Diamond parenting role for Geoff and June after family heartache
Family tragedy has led to diamond couple Geoff and June Green stepping into the breach to bring up their teenage grandson – as they approach their 60th wedding anniversary.
Geoff, aged 83, and his 79-year-old wife are now contending with school runs and endless computer games as they step into the role of parents to 14-year-old Geoffrey Smith.
The couple, who were teenage sweethearts and will celebrate their diamond wedding on March 21, were rocked by a terrible year in 2011, when two of their three children died.
In February 2011, they took young Geoffrey into their home in Summer Street, Kingswinford, because of the long-term illness of his mother, their daughter, Jacqueline.
Just a month earlier, their other daughter, Angela, who lived in Spain, died at the age of 47 from peritonitis.
Jacqueline, a single mum, of Park Street, Kingswinford, then died in December 2011, aged 53.
"It was a dreadful time for us," said June, who is treasurer of the Good Companions Club in High Street, Kingswinford, where she and Geoff go for weekly Thursday social afternoons with other pensioners.
"But, when Jacqueline was so ill, we took our grandson in because we wanted to keep him with us – we didn't want him to be fostered out.
"Our lives have been turned upside down but he's a good lad really and well behaved.
"He doesn't play loud music but he likes all those computer games."
And Geoffrey is full of admiration for his grandparents, saying: "It's like a normal family life with them and I love them both to bits.
"I think they are very lucky to be this old and still together after 60 years married."
June added: "Geoff and I work as a team – he drives us to places, like if we have to pick Geoffrey up from Summerhill School after his weekly day at Halesowen College, and sometimes I'll go on the bus back from somewhere with our grandson.

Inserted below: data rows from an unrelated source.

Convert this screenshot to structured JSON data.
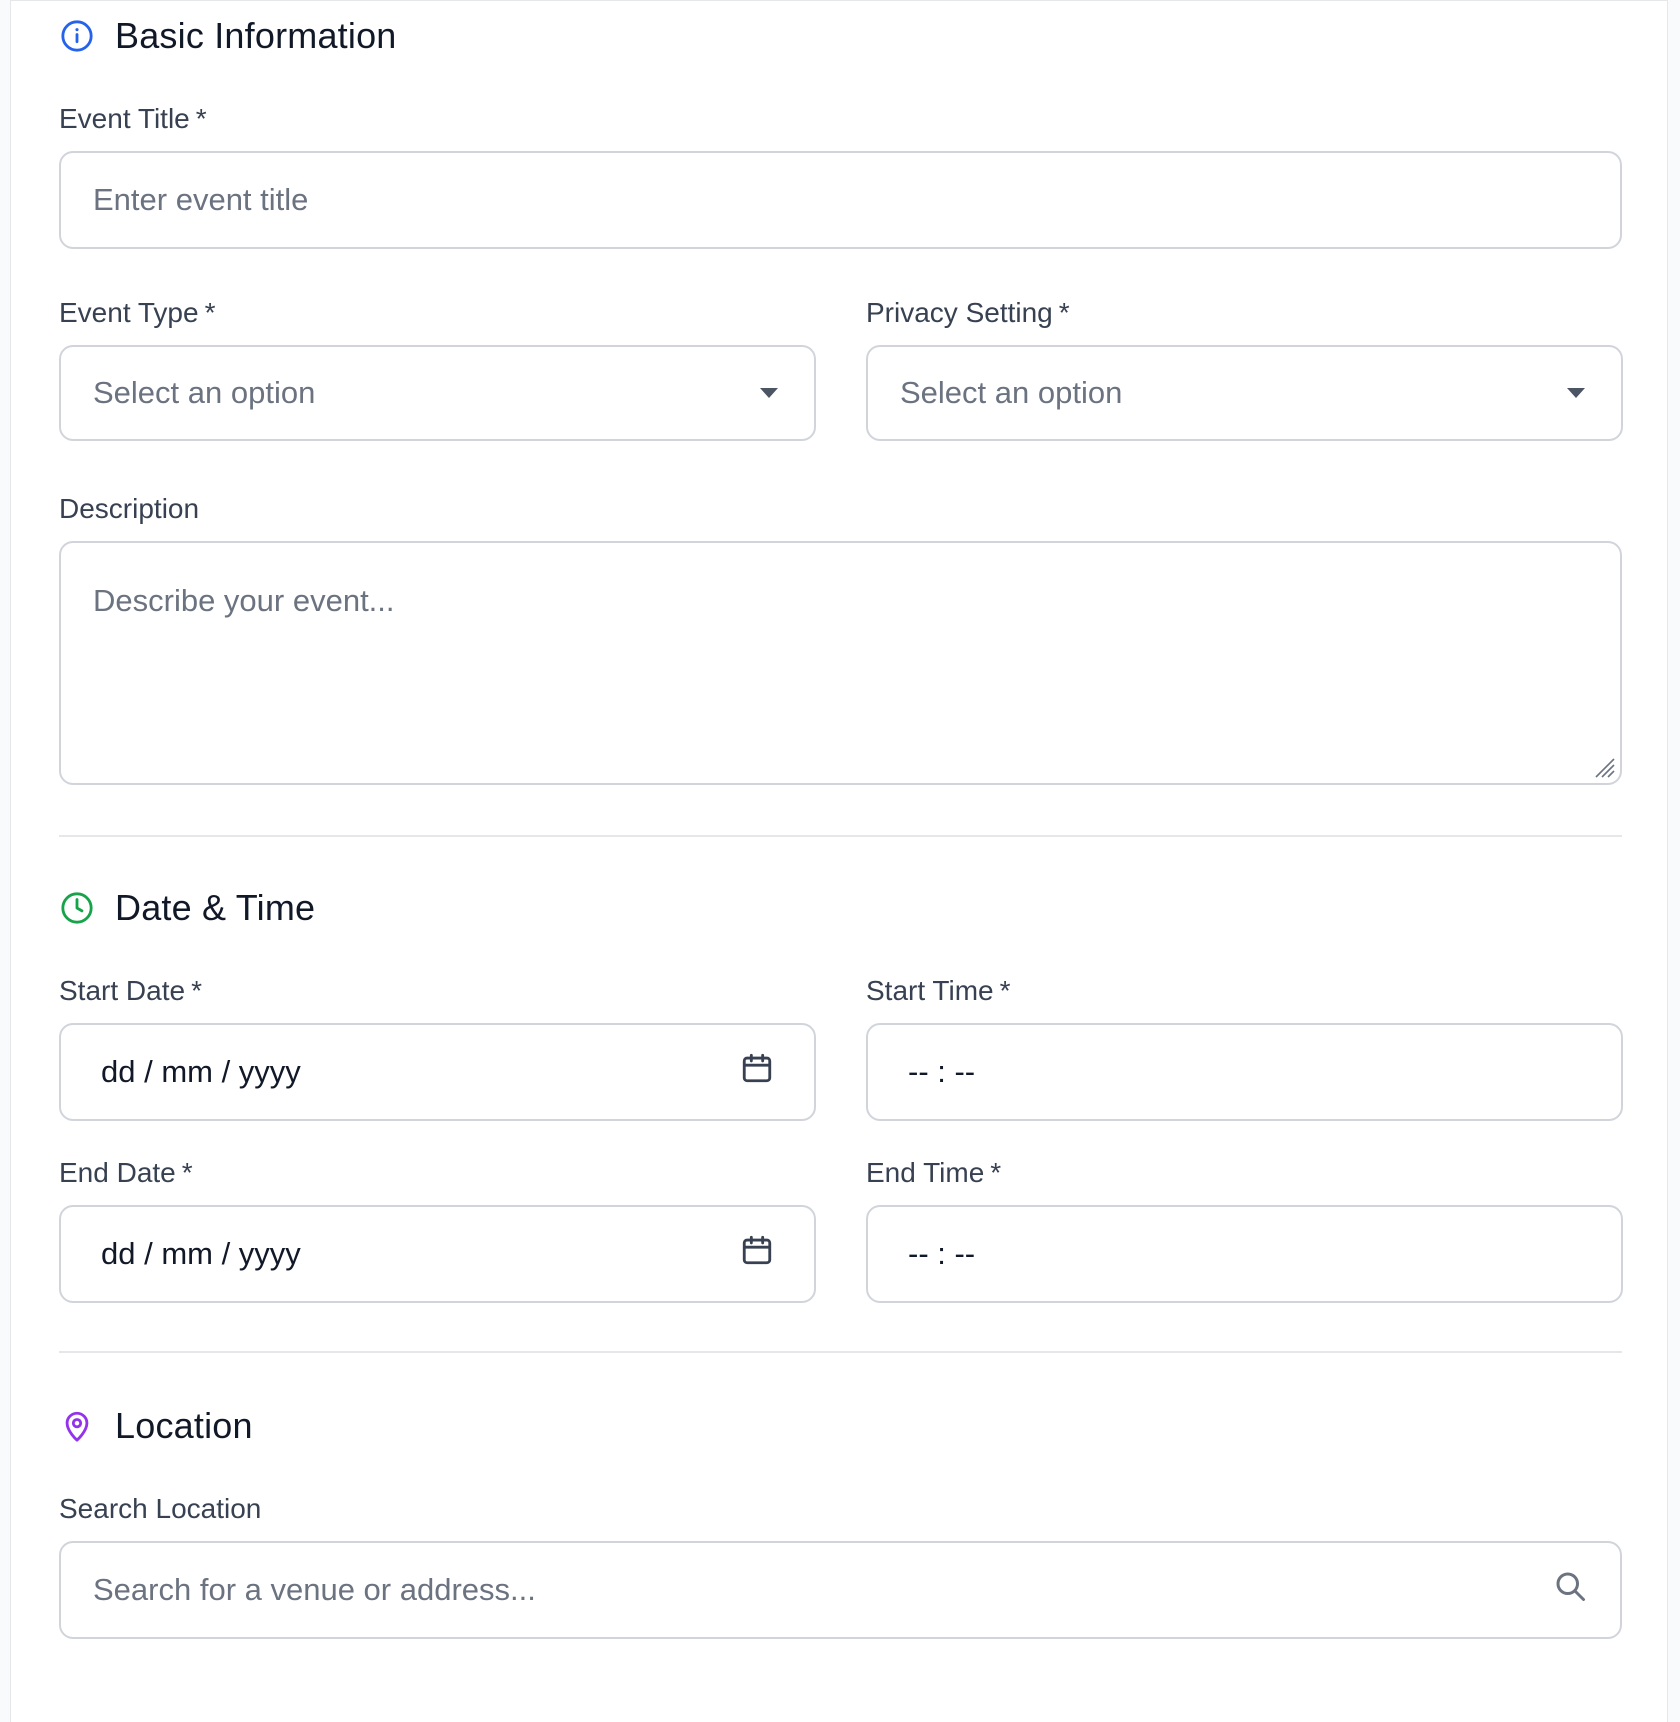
{
  "sections": {
    "basic": {
      "title": "Basic Information",
      "icon": "info-circle-icon",
      "color": "#2563eb",
      "fields": {
        "event_title": {
          "label": "Event Title",
          "required": "*",
          "placeholder": "Enter event title"
        },
        "event_type": {
          "label": "Event Type",
          "required": "*",
          "placeholder": "Select an option"
        },
        "privacy": {
          "label": "Privacy Setting",
          "required": "*",
          "placeholder": "Select an option"
        },
        "description": {
          "label": "Description",
          "placeholder": "Describe your event..."
        }
      }
    },
    "datetime": {
      "title": "Date & Time",
      "icon": "clock-icon",
      "color": "#16a34a",
      "fields": {
        "start_date": {
          "label": "Start Date",
          "required": "*",
          "value": "dd / mm / yyyy"
        },
        "start_time": {
          "label": "Start Time",
          "required": "*",
          "value": "-- : --"
        },
        "end_date": {
          "label": "End Date",
          "required": "*",
          "value": "dd / mm / yyyy"
        },
        "end_time": {
          "label": "End Time",
          "required": "*",
          "value": "-- : --"
        }
      }
    },
    "location": {
      "title": "Location",
      "icon": "map-pin-icon",
      "color": "#9333ea",
      "fields": {
        "search": {
          "label": "Search Location",
          "placeholder": "Search for a venue or address..."
        }
      }
    }
  }
}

"It's been a good while since we were looking after a teenager – but we're learning all the time.
"It will either kill us or keep us young."
Geoff, a retired carpenter at Hickman's builders in Brockmoor, Brierley Hill, and June met when she was 15 and he was 18 while they were out with friends in the George VI Park, Kingswinford. He was living at the famous Crooked House pub in Himley, which his father, Samuel, kept for 25 years.

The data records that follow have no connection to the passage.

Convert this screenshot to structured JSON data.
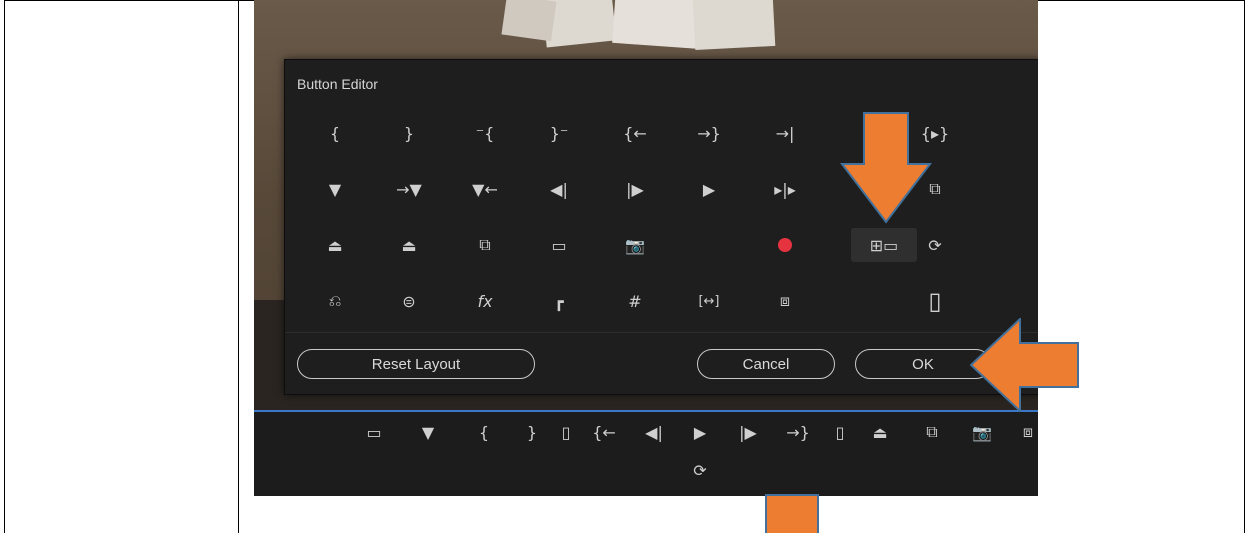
{
  "dialog": {
    "title": "Button Editor",
    "reset_label": "Reset Layout",
    "cancel_label": "Cancel",
    "ok_label": "OK"
  },
  "icons": {
    "row1": [
      "{",
      "}",
      "⁻{",
      "}⁻",
      "{←",
      "→}",
      "→|",
      "",
      "{▸}"
    ],
    "row2": [
      "▼",
      "→▼",
      "▼←",
      "◀|",
      "|▶",
      "▶",
      "▸|▸",
      "",
      "⧉"
    ],
    "row3": [
      "⏏",
      "⏏",
      "⧉",
      "▭",
      "📷",
      "",
      "●",
      "⊞▭",
      "⟳"
    ],
    "row4": [
      "⎌",
      "⊜",
      "fx",
      "┏",
      "#",
      "[↔]",
      "⧈",
      "",
      "▯"
    ]
  },
  "transport": {
    "row1": [
      "▭",
      "▼",
      "{",
      "}",
      "▯",
      "{←",
      "◀|",
      "▶",
      "|▶",
      "→}",
      "▯",
      "⏏",
      "⧉",
      "📷",
      "⧈"
    ],
    "row2": [
      "⟳"
    ]
  },
  "colors": {
    "arrow": "#ed7d31",
    "arrow_border": "#41719c",
    "record": "#e5343f",
    "timeline_line": "#3a78c7"
  }
}
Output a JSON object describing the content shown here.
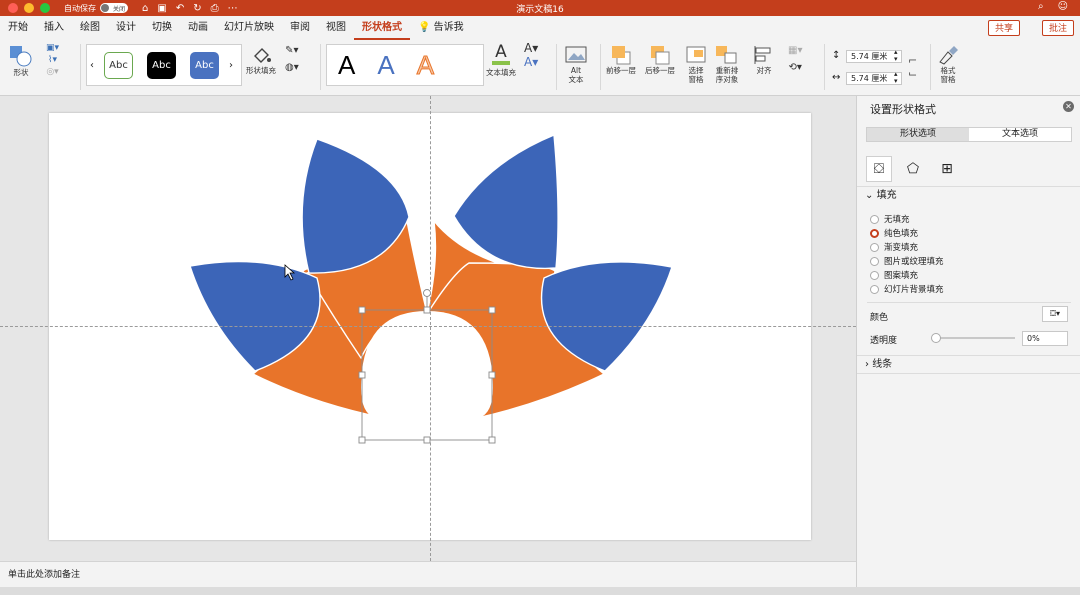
{
  "titlebar": {
    "autosave_label": "自动保存",
    "autosave_state": "关闭",
    "doc_title": "演示文稿16"
  },
  "tabs": [
    "开始",
    "插入",
    "绘图",
    "设计",
    "切换",
    "动画",
    "幻灯片放映",
    "审阅",
    "视图",
    "形状格式",
    "告诉我"
  ],
  "active_tab": "形状格式",
  "actions": {
    "share": "共享",
    "comment": "批注"
  },
  "ribbon": {
    "shape": "形状",
    "style_samples": [
      "Abc",
      "Abc",
      "Abc"
    ],
    "shape_fill": "形状填充",
    "wordart_samples": [
      "A",
      "A",
      "A"
    ],
    "text_fill": "文本填充",
    "alt_text": "Alt\n文本",
    "bring_forward": "前移一层",
    "send_backward": "后移一层",
    "selection_pane": "选择\n窗格",
    "reorder": "重新排\n序对象",
    "align": "对齐",
    "height": "5.74 厘米",
    "width": "5.74 厘米",
    "format_pane": "格式\n窗格"
  },
  "notes_placeholder": "单击此处添加备注",
  "pane": {
    "title": "设置形状格式",
    "tab_shape": "形状选项",
    "tab_text": "文本选项",
    "fill_header": "填充",
    "fill_options": [
      "无填充",
      "纯色填充",
      "渐变填充",
      "图片或纹理填充",
      "图案填充",
      "幻灯片背景填充"
    ],
    "fill_selected": "纯色填充",
    "color_label": "颜色",
    "transparency_label": "透明度",
    "transparency_value": "0%",
    "line_header": "线条"
  },
  "colors": {
    "accent": "#c43e1c",
    "petal_blue": "#3c65b8",
    "petal_orange": "#e8742a"
  }
}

After their wedding at St Michael's Church, Himley, they returned to the Crooked House – which was in those days still lit by oil lamps – for a reception, with a cake made from "begged and borrowed" sugar, as there was still post-war rationing.
June could not afford a posh wedding dress so wore a fawn suit with a pale blue hat on her wedding day.
She recalls that her father had difficulty doing up his tie so said: "I'll put a muffler on to cover it."
As post war rationing was still a fact of life for British families, the buffet was rustled up with whatever her mother could find.
The couple, who have a son, Anthony, aged 52, and a total of five grandchildren, have lived in Summer Street, next door to the house where June was born and raised, for the last 50 years.
They plan to celebrate their diamond anniversary with a break in Eastbourne, while Anthony, aged 52, of Blenheim Road, Crestwood Park, Kingswinford, looks after Geoffrey.
Anthony said: "My parents are incredible taking on a teenager at their age. They're amazing." Geoff was born in Quarry Bank and in the bygone days when he and his family lived at the landmark pub they all had to go outside to get water.
At one stage, his father feared the watering hole was going to be condemned because of subsidence, so he bought a house in Collis Street, Amblecote.
The pub was not condemned in the end so Geoff and June moved into the Collis Street house.
The couple later moved to Windsor Grove, Wordsley, before ending up in their current home.
The couple have been attending the Good Companions Club for over 60s in Kingswinford – which Geoff's mum used to go to – for the last 12 years.
June took over as treasurer eight years ago.